I am using TCGAbiolinks and trying to download all RNA-seq data from a specific tumor as an example (TCGA-THYM). I am able to make the queries and download the data correctly. However, I wanted to check if I downloaded all the files (just in case). Following this link you can see there are 11 Solid Tissue Normal TCGA-THYM samples. I searched file by file, and all 11 files contain RNA-seq data (FPKM-UQ.txt files). Nevertheless, TCGAbiolinks only downloads 2 files. I tried all the combinations of parameters and even downloading everything but it's always the same case.

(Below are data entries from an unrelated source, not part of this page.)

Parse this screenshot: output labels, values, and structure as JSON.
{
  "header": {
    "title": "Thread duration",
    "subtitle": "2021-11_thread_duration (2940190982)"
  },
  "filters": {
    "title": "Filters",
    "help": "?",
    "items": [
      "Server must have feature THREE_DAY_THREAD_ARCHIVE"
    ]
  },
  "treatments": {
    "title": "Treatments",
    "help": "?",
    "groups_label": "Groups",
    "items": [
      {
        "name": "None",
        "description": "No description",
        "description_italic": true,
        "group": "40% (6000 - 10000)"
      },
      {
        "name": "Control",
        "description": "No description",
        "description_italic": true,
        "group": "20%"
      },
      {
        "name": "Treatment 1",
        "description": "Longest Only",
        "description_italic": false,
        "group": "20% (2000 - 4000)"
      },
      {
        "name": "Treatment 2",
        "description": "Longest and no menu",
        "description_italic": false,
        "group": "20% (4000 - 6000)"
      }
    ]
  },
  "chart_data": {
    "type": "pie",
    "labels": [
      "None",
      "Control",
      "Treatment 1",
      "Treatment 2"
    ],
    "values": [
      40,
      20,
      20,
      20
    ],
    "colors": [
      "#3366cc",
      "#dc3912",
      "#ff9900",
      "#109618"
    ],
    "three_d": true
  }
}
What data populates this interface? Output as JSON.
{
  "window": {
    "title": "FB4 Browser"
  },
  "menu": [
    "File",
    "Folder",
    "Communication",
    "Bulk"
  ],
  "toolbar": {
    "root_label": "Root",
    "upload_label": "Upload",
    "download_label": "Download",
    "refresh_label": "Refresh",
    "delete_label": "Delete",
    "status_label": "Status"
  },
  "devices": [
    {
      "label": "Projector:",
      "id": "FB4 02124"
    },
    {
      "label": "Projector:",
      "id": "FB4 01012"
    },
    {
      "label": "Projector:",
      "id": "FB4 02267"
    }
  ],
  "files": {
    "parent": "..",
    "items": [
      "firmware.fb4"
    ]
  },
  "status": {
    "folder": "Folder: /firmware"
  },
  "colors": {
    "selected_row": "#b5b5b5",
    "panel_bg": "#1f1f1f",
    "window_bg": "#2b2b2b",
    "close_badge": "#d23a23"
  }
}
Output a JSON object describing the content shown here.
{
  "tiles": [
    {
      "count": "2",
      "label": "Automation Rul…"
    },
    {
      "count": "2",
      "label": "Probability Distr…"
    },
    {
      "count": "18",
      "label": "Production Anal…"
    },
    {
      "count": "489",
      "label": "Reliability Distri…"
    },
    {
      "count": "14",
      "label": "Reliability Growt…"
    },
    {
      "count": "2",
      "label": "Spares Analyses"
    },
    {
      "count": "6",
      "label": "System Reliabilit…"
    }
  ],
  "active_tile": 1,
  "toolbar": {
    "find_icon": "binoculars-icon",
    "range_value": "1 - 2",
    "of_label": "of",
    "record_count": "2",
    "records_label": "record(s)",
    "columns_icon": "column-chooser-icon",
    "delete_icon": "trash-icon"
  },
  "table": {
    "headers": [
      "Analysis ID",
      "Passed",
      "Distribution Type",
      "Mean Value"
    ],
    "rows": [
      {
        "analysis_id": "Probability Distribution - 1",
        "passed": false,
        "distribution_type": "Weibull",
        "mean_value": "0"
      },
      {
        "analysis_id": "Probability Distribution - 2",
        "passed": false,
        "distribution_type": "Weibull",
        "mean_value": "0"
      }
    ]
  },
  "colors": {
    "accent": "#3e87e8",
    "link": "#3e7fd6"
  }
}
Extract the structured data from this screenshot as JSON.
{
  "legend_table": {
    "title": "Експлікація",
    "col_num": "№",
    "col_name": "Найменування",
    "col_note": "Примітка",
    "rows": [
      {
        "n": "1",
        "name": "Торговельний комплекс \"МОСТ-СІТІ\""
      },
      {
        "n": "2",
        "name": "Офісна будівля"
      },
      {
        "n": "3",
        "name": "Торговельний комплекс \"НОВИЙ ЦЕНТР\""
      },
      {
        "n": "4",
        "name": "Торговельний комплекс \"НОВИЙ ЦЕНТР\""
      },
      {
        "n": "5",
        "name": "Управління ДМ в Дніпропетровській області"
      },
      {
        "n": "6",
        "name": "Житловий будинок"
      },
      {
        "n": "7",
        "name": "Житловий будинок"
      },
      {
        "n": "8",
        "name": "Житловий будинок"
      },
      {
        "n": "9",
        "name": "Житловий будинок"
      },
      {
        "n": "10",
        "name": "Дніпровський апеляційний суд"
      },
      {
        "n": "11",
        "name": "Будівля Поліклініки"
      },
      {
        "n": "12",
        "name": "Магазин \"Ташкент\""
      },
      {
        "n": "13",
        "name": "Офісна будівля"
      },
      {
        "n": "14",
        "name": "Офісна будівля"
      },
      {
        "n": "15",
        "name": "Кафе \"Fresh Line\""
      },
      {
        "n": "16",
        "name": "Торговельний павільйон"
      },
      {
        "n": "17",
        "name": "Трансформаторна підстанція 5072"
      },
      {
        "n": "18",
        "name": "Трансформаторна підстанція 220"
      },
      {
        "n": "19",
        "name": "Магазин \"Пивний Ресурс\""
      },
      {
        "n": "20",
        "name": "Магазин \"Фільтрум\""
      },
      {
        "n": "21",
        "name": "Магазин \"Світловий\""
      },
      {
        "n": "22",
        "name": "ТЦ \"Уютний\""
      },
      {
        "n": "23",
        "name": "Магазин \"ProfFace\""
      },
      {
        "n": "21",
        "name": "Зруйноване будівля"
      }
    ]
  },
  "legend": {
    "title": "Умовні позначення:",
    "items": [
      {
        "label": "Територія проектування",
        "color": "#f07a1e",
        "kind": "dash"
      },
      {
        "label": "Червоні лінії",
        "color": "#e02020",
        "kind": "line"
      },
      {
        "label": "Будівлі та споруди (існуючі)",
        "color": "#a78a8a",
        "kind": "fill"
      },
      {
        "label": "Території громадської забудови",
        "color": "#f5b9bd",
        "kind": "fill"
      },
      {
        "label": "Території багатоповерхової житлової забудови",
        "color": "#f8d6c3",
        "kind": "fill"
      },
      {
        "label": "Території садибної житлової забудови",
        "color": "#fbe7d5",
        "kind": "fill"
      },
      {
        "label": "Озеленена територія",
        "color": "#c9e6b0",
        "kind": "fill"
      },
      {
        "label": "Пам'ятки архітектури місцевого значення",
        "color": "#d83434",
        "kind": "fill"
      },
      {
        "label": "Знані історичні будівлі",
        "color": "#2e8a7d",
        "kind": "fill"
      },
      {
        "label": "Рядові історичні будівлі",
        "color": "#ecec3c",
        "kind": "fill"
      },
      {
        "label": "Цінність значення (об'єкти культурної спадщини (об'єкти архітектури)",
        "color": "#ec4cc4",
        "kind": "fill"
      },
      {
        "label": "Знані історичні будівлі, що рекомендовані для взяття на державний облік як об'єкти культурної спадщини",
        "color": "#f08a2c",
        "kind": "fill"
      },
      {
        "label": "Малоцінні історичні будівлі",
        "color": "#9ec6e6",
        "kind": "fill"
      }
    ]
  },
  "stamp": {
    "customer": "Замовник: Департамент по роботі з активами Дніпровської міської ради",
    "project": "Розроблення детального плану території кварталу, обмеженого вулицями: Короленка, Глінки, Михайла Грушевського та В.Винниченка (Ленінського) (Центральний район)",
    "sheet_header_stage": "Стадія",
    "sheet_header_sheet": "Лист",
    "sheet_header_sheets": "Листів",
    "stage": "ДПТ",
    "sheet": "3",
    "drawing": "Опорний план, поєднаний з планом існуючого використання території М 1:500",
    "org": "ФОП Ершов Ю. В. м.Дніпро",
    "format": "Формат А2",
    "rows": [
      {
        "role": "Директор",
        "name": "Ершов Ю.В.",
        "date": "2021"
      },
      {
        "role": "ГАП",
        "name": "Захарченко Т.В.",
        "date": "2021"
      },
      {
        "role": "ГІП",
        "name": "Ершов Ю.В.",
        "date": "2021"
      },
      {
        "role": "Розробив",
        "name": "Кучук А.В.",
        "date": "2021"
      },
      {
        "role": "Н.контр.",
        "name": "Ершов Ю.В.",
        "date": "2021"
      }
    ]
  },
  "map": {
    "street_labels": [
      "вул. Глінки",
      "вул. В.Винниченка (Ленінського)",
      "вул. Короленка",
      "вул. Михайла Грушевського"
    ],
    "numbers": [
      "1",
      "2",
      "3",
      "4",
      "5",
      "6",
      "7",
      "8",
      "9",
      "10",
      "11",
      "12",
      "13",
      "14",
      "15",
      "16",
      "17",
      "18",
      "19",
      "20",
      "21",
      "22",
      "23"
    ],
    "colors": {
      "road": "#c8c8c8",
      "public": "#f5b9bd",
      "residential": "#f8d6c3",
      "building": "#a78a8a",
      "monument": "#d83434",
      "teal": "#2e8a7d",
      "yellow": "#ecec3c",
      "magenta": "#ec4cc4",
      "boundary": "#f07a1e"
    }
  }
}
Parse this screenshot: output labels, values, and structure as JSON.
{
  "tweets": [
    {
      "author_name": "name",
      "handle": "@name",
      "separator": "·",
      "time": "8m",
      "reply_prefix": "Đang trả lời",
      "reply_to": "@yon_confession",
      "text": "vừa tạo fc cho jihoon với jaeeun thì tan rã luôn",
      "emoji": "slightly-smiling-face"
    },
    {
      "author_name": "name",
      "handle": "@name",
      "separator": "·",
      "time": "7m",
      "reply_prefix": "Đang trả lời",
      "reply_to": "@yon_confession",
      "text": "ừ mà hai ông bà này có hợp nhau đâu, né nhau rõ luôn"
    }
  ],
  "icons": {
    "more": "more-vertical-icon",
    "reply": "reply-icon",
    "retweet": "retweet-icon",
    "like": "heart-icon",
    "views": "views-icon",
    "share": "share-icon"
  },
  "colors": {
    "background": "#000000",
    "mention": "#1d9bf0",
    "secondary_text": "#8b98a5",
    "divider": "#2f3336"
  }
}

I am unable to download the 9 left samples. Anyone knows the problem? Here's the simple code I used:
query <- GDCquery(project = "TCGA-THYM", data.category = "Transcriptome Profiling", data.type = "Gene Expression Quantification", workflow.type = "HTSeq - FPKM-UQ", sample.type = "Solid Tissue Normal")GDCdownload(query, method = "api", files.per.chunk = 10) GDCdownload(query, method = "api", files.per.chunk = 10)
I would encourage you to post an issue on their GitHub repository. The developers do not log in here too often. Keep in mind that FPKM-UQ data is not suitable for many analyses.
Hi Kevin, thanks for the answer, I finally solved it. It is true that the 11 files contain RNA-seq FPKM-UQ files but although I used a "Solid normal tissue" filter, those files were from primary tumors. Weird. But at least the downloads are correct. About the last comment... Which type of analyses this type of data isn't suitable?